My rule of thumb for the main activity is that it needs to be something that takes at least three class periods to complete. I accomplish this by creating different activities based on the same story. For example, this year I did a Movie Talk based on this video. The 5-day lesson plan I created for this Movie Talk were as follows:
- Storytelling to give the bare bones of the story (minus the big reveal at the end) in a style similar to that of Alice Ayel (although unlike Alice, I do translate some words into English by writing them on the board as I tell my story).
- Show a PowerPoint about the story, giving a bit more detail (minus the big reveal at the end), while also asking students questions about the story, themselves, and each other.
- Read a story based on the video (minus the big reveal at the end), giving a bit more detail. I read the story out loud to the class. When I pause, students need to shout out the next word of the reading in English. Alternatively, students read a story together using volleyball translation.
- Play a game based on the story. Visit this post by the amazing Keith Toda for a list of possible Post Reading games.
- Watch the entire video clip so students can see the big reveal.
Since I only have students for nine weeks, any assessment I give them is interpretive. Quite often I will give students an (unannounced) assessment where they have to match a picture to a French sentence that describes it or read a series of statements that students about which students have to answer multiple-choice questions. Sometimes I give them a series of sentences to illustrate in comic strip form as an assessment.
Here are the topics I introduce in the sixth grade class:
- Greetings, goodbyes, asking/answering “How are you,” and other pleasantries
- The difference between formal and informal speech and when to use each one
- Adjectives used to describe how people feel
- Common adjectives used to describe people physically and mentally
- Masculine versus feminine adjective forms
- Days of the week, months of the year, and writing out the date
- Common weather expressions and names of seasons
- Telling time on a digital clock
- Expressing likes and dislikes
- Numbers to 59
- Common colors
- Common animals
- Common sports and leisure activities
- High frequency verb structures like “I am,” “S/he is,” “I have,” “S/he has,” “I want,” “S/he wants”

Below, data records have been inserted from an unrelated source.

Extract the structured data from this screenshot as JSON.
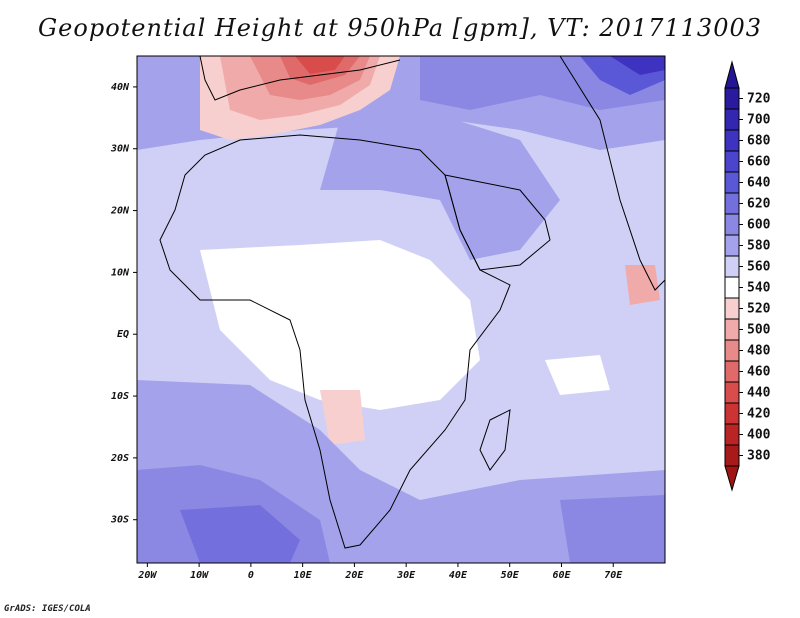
{
  "title": "Geopotential Height at 950hPa [gpm], VT: 2017113003",
  "credit": "GrADS: IGES/COLA",
  "map": {
    "variable": "Geopotential Height",
    "level": "950hPa",
    "units": "gpm",
    "valid_time": "2017113003",
    "lon_range": [
      -22,
      80
    ],
    "lat_range": [
      -37,
      45
    ],
    "x_ticks": [
      {
        "lon": -20,
        "label": "20W"
      },
      {
        "lon": -10,
        "label": "10W"
      },
      {
        "lon": 0,
        "label": "0"
      },
      {
        "lon": 10,
        "label": "10E"
      },
      {
        "lon": 20,
        "label": "20E"
      },
      {
        "lon": 30,
        "label": "30E"
      },
      {
        "lon": 40,
        "label": "40E"
      },
      {
        "lon": 50,
        "label": "50E"
      },
      {
        "lon": 60,
        "label": "60E"
      },
      {
        "lon": 70,
        "label": "70E"
      }
    ],
    "y_ticks": [
      {
        "lat": 40,
        "label": "40N"
      },
      {
        "lat": 30,
        "label": "30N"
      },
      {
        "lat": 20,
        "label": "20N"
      },
      {
        "lat": 10,
        "label": "10N"
      },
      {
        "lat": 0,
        "label": "EQ"
      },
      {
        "lat": -10,
        "label": "10S"
      },
      {
        "lat": -20,
        "label": "20S"
      },
      {
        "lat": -30,
        "label": "30S"
      }
    ]
  },
  "colorbar": {
    "levels": [
      {
        "value": 720,
        "label": "720",
        "color": "#2a1aa0"
      },
      {
        "value": 700,
        "label": "700",
        "color": "#3326b0"
      },
      {
        "value": 680,
        "label": "680",
        "color": "#3e33c0"
      },
      {
        "value": 660,
        "label": "660",
        "color": "#4a45cc"
      },
      {
        "value": 640,
        "label": "640",
        "color": "#5a58d6"
      },
      {
        "value": 620,
        "label": "620",
        "color": "#7370dd"
      },
      {
        "value": 600,
        "label": "600",
        "color": "#8a88e2"
      },
      {
        "value": 580,
        "label": "580",
        "color": "#a4a2ea"
      },
      {
        "value": 560,
        "label": "560",
        "color": "#d0d0f6"
      },
      {
        "value": 540,
        "label": "540",
        "color": "#ffffff"
      },
      {
        "value": 520,
        "label": "520",
        "color": "#f7cfcf"
      },
      {
        "value": 500,
        "label": "500",
        "color": "#f0aaaa"
      },
      {
        "value": 480,
        "label": "480",
        "color": "#e98a8a"
      },
      {
        "value": 460,
        "label": "460",
        "color": "#e06a6a"
      },
      {
        "value": 440,
        "label": "440",
        "color": "#d84c4c"
      },
      {
        "value": 420,
        "label": "420",
        "color": "#cc3333"
      },
      {
        "value": 400,
        "label": "400",
        "color": "#bb2424"
      },
      {
        "value": 380,
        "label": "380",
        "color": "#a81a1a"
      }
    ],
    "top_arrow_color": "#231593",
    "bottom_arrow_color": "#a01414"
  }
}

- The question words “What” and “Who”
Keep in mind that students have not mastered these topics. They would not be able to score well on a written or oral presentation or interpersonal assessment. If I asked my students to do that when they are only in a nine-week course, it would kill their motivation and enthusiasm, thus solidifying the belief that French is difficult. My hope is that this initial exposure will be helpful and make students successful in their first-year class, should they decide to continue with French.

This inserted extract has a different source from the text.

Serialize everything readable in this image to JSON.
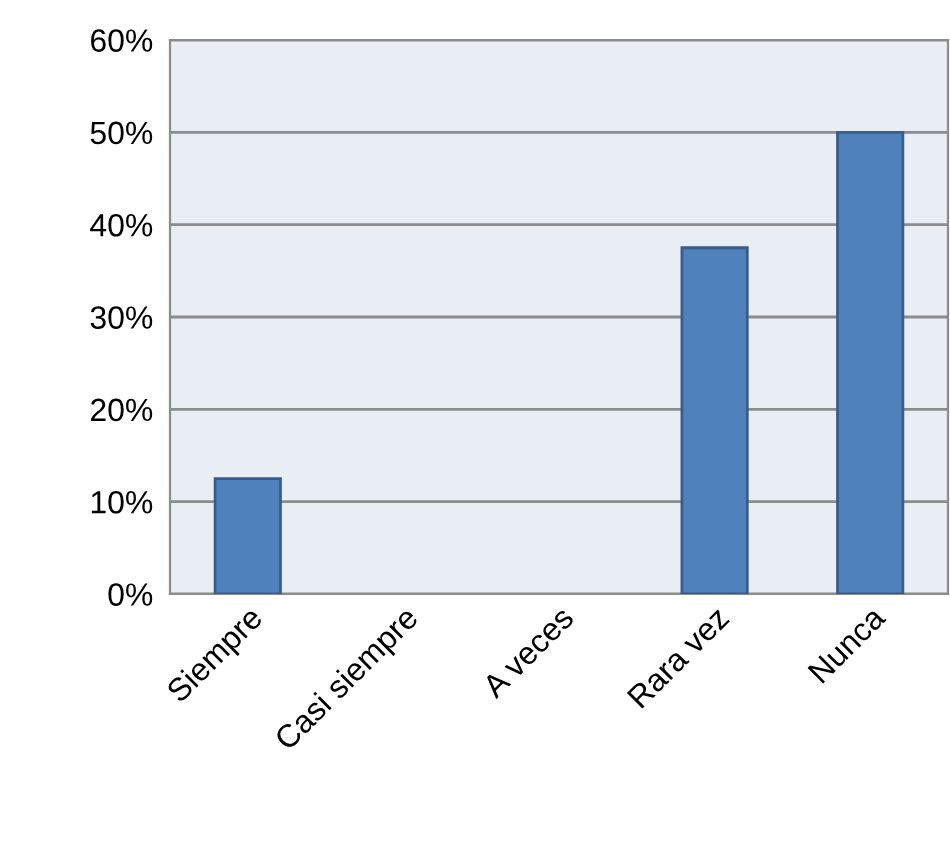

As I mentioned at the beginning of this post, this is the first year that I have taught the sixth grade exploratory. Our sixth graders can chose to take one of four languages in 7th grade. A whopping 40% of this year’s sixth grade students have elected to take French next year, which just shows how powerful language instruction with CI can be. I will be their French teacher next year. I am curious to see how much language they will be able to retain from their exploratory class when they return in the fall.